O preterimento e violência a mulher negra também é pautado. O abuso sexual a menina preta. A personagem principal encontra um jeito de proteger a sua prima que é criança e acamada por um problema de coluna.
A avó está contaminada por uma amargura que parecia sem fim, mas teve fim.
As constantes agressões a essa neta, a transferência de todo seu ódio a uma criança. bell hooks já falou sobre essa questão, a violência que os pais submetem as crianças. A violência como forma de controle social doméstico e a aceitação da comunidade. Nós crescemos em famílias que naturalizaram a ideia de que a violência é resposta apropriada para lidar com crises.

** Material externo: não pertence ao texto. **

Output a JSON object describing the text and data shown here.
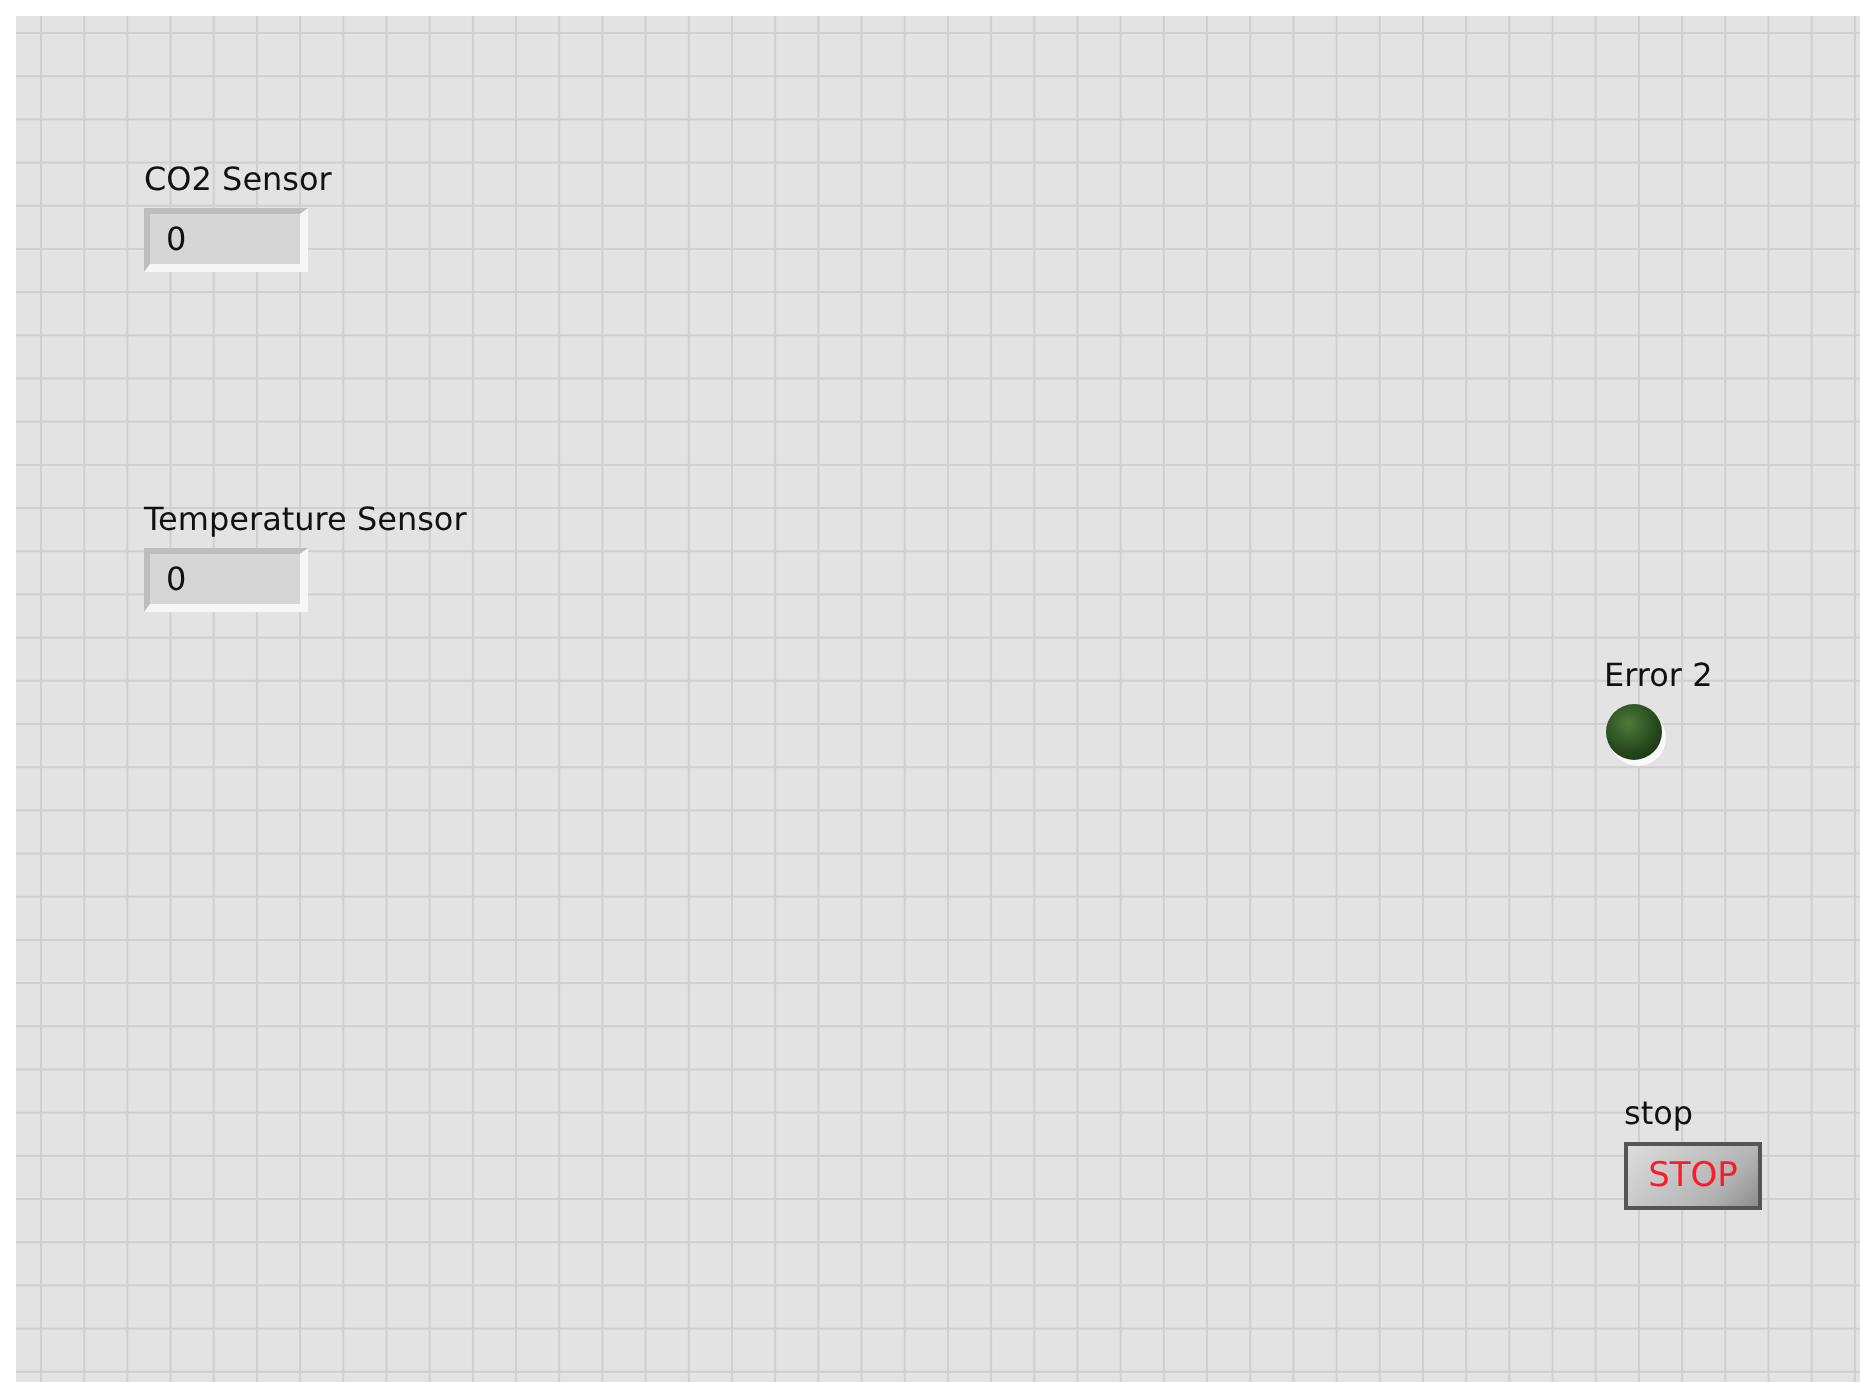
{
  "panel": {
    "controls": [
      {
        "kind": "numeric",
        "label": "CO2 Sensor",
        "value": "0"
      },
      {
        "kind": "numeric",
        "label": "Temperature Sensor",
        "value": "0"
      },
      {
        "kind": "led",
        "label": "Error 2",
        "on": false
      },
      {
        "kind": "button",
        "label": "stop",
        "text": "STOP"
      }
    ]
  }
}
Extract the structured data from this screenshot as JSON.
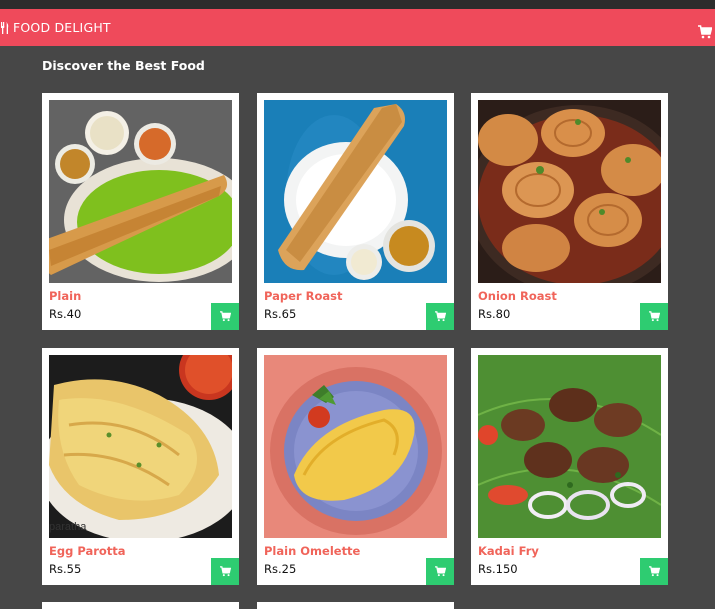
{
  "navbar": {
    "brand": "FOOD DELIGHT",
    "brand_icon": "utensils-icon",
    "cart_icon": "cart-icon"
  },
  "heading": "Discover the Best Food",
  "colors": {
    "navbar": "#ef4a5b",
    "background": "#474747",
    "item_name": "#f0645a",
    "cart_button": "#2ecc71"
  },
  "items": [
    {
      "name": "Plain",
      "price": "Rs.40",
      "image": "plain dosa with chutneys"
    },
    {
      "name": "Paper Roast",
      "price": "Rs.65",
      "image": "paper roast dosa"
    },
    {
      "name": "Onion Roast",
      "price": "Rs.80",
      "image": "onion roast"
    },
    {
      "name": "Egg Parotta",
      "price": "Rs.55",
      "image": "egg parotta",
      "image_caption": "paratha"
    },
    {
      "name": "Plain Omelette",
      "price": "Rs.25",
      "image": "plain omelette"
    },
    {
      "name": "Kadai Fry",
      "price": "Rs.150",
      "image": "kadai fry"
    }
  ]
}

Então eu refleti, quem nunca ouviu falar de pais que espancaram seus filhos para o seu bem, para que ele estude, pra que não saia de casa, para que não engravide, para ajudar nas tarefas de casa... No contexto histórico racial a criança preta não foi poupada pelo branco escravizador. N
o Congo por exemplo se decapitava mãos e pés de crianças como forma de castigo, o estupro a menina negra, o espancamento do menino negro eram estratégias de sadismo e controle.
Livro forte, impactante, verdadeiro.
Uma história de amor no meio de muita dor. Porque sim, o amor é essência Africana.
Teresa Cárdenas Angulo é uma escritora, roteirista, atriz, bailarina e ativista social cubana. Sua motivação para tornar-se escritora veio ainda na infância, quando começou a ler e ficou frustrada com a ausência de personagens negras nos livros infantis.